I guess keeping MNT_MOUNTED in sync with !list_empty(&mnt->mnt_hash)
should work. I think it would just need fixing up there.

I'm increasingly of the idea that MNT_MOUNTED is not such a good idea,
though. I don't know how common it is to run with detached mount point
(eg with a lazy umount), but in that case it would go much slower, which
isn't nice.

So I was looking at other ways to do scalable refcounting. It's tricky
though.
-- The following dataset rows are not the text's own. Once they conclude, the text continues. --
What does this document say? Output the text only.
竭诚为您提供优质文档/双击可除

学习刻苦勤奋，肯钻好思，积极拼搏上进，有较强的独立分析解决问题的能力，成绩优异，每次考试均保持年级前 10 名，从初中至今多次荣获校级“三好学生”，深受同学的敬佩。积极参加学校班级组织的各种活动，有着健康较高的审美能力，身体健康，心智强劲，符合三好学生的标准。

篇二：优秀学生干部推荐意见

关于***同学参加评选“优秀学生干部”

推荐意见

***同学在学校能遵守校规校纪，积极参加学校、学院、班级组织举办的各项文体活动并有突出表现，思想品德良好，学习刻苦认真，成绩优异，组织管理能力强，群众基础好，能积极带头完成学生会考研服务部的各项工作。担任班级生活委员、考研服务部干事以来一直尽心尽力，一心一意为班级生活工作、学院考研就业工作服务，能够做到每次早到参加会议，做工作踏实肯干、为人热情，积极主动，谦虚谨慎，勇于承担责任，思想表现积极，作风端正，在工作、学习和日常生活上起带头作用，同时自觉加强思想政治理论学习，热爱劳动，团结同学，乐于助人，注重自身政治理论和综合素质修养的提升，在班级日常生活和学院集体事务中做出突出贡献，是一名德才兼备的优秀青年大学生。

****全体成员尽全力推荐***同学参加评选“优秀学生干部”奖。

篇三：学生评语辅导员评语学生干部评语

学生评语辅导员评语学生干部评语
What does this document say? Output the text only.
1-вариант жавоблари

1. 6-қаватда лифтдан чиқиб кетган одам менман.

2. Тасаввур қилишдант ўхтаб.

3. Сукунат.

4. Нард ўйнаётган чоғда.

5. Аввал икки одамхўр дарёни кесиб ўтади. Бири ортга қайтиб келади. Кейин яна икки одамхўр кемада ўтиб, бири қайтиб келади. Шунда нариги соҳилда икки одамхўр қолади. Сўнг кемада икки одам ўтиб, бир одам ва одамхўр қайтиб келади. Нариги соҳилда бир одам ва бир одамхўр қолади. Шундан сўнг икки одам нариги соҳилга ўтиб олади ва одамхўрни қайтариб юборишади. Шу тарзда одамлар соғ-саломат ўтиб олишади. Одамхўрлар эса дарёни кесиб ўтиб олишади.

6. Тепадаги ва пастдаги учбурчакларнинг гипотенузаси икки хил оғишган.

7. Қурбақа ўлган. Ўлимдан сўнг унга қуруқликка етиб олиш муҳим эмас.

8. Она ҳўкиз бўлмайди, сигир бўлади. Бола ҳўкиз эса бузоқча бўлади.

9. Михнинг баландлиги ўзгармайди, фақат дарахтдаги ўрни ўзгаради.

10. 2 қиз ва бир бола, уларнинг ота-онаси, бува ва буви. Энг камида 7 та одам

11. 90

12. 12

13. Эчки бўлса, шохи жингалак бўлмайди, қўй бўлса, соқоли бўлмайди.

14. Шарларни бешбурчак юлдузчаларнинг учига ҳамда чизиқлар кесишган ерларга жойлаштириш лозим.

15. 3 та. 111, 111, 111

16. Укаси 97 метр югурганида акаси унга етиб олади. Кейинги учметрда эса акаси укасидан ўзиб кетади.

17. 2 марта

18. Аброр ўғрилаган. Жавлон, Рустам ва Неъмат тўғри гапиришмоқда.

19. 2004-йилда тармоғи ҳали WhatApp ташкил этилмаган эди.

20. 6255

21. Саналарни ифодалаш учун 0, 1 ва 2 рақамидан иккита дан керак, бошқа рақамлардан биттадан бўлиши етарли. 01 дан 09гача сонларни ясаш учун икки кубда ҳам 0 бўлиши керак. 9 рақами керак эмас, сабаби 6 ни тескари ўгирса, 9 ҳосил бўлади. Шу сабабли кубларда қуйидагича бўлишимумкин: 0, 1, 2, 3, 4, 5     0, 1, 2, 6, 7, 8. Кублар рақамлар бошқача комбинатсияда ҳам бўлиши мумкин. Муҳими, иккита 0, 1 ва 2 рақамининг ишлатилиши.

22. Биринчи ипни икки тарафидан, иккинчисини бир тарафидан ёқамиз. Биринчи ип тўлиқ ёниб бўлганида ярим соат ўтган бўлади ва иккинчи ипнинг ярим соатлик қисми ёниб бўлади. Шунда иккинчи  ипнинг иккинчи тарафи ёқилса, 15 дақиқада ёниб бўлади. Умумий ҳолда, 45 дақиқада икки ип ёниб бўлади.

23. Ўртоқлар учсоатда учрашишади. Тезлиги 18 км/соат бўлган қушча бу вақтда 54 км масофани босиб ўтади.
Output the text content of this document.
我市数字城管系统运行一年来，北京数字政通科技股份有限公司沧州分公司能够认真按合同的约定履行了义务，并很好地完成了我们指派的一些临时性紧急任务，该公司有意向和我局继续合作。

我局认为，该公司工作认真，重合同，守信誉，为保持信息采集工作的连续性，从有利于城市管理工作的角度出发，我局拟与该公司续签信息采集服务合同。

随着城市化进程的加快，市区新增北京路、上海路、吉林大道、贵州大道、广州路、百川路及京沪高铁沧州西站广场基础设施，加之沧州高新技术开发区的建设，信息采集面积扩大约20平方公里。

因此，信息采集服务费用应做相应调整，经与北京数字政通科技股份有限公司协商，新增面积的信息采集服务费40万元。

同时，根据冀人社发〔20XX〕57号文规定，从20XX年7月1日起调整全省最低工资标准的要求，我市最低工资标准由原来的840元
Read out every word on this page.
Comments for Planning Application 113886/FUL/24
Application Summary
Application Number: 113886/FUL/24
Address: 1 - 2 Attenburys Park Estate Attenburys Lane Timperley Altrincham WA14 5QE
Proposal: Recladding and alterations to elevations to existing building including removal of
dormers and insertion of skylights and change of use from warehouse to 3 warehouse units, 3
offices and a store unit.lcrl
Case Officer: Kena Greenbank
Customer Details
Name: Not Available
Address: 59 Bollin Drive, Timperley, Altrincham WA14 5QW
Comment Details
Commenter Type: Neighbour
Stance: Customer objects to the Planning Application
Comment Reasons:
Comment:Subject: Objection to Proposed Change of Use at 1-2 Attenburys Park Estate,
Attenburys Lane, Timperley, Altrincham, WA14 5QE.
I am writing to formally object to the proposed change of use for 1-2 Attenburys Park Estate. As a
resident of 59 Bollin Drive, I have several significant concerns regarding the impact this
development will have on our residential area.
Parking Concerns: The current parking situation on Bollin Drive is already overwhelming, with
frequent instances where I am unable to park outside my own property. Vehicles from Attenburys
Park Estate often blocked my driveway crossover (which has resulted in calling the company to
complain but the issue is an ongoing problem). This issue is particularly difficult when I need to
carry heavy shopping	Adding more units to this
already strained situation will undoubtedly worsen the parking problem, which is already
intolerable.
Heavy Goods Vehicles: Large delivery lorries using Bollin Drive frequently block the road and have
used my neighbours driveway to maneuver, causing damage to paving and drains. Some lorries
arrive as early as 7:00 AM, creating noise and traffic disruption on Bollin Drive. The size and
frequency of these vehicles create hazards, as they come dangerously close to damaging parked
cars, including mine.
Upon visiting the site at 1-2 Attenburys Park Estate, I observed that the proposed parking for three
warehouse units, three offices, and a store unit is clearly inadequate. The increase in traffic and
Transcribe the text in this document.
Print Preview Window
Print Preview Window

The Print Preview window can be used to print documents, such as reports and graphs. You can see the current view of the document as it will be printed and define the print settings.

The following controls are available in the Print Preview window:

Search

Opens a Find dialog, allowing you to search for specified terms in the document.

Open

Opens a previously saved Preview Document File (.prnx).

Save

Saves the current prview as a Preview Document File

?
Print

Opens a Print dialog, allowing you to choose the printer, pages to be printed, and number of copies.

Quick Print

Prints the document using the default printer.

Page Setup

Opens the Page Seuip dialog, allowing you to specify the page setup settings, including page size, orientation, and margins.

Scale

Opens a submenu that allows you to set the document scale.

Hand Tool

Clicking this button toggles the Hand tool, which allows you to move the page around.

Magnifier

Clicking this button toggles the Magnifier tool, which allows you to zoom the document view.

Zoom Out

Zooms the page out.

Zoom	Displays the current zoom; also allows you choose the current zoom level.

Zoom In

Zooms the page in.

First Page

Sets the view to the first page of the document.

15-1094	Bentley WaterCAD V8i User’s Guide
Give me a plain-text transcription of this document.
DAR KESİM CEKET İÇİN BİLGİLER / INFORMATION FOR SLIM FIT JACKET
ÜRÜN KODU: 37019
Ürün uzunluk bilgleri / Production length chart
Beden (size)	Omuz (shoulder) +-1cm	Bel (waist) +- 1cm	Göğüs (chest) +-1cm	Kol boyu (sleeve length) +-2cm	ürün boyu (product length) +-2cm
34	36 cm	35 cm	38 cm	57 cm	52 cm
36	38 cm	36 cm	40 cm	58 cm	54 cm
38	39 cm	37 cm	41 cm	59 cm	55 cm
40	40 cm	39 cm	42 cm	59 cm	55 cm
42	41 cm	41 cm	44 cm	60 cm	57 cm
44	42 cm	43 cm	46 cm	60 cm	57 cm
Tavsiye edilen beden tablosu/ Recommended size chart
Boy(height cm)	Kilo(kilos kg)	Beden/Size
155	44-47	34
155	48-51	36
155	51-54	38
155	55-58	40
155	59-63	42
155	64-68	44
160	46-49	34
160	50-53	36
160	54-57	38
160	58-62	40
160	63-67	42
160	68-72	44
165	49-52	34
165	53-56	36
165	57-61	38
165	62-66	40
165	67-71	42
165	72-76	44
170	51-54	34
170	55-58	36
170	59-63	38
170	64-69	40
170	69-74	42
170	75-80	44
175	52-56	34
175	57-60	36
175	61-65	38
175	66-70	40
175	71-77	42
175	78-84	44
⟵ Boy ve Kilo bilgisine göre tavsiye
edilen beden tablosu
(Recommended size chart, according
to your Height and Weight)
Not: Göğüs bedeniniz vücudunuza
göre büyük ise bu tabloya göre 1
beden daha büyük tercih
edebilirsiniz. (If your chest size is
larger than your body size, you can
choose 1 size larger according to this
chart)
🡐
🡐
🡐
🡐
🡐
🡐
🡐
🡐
I'm thinking either account other long-lived refcounts similarly
to MNT_MOUNTED (obviously needs to be a counter rather than a flag
then), such as fs->root and fs->cwd; or using a lazy scheme which just
periodically checks for 0 refcount. Either is going to be a bit tricky.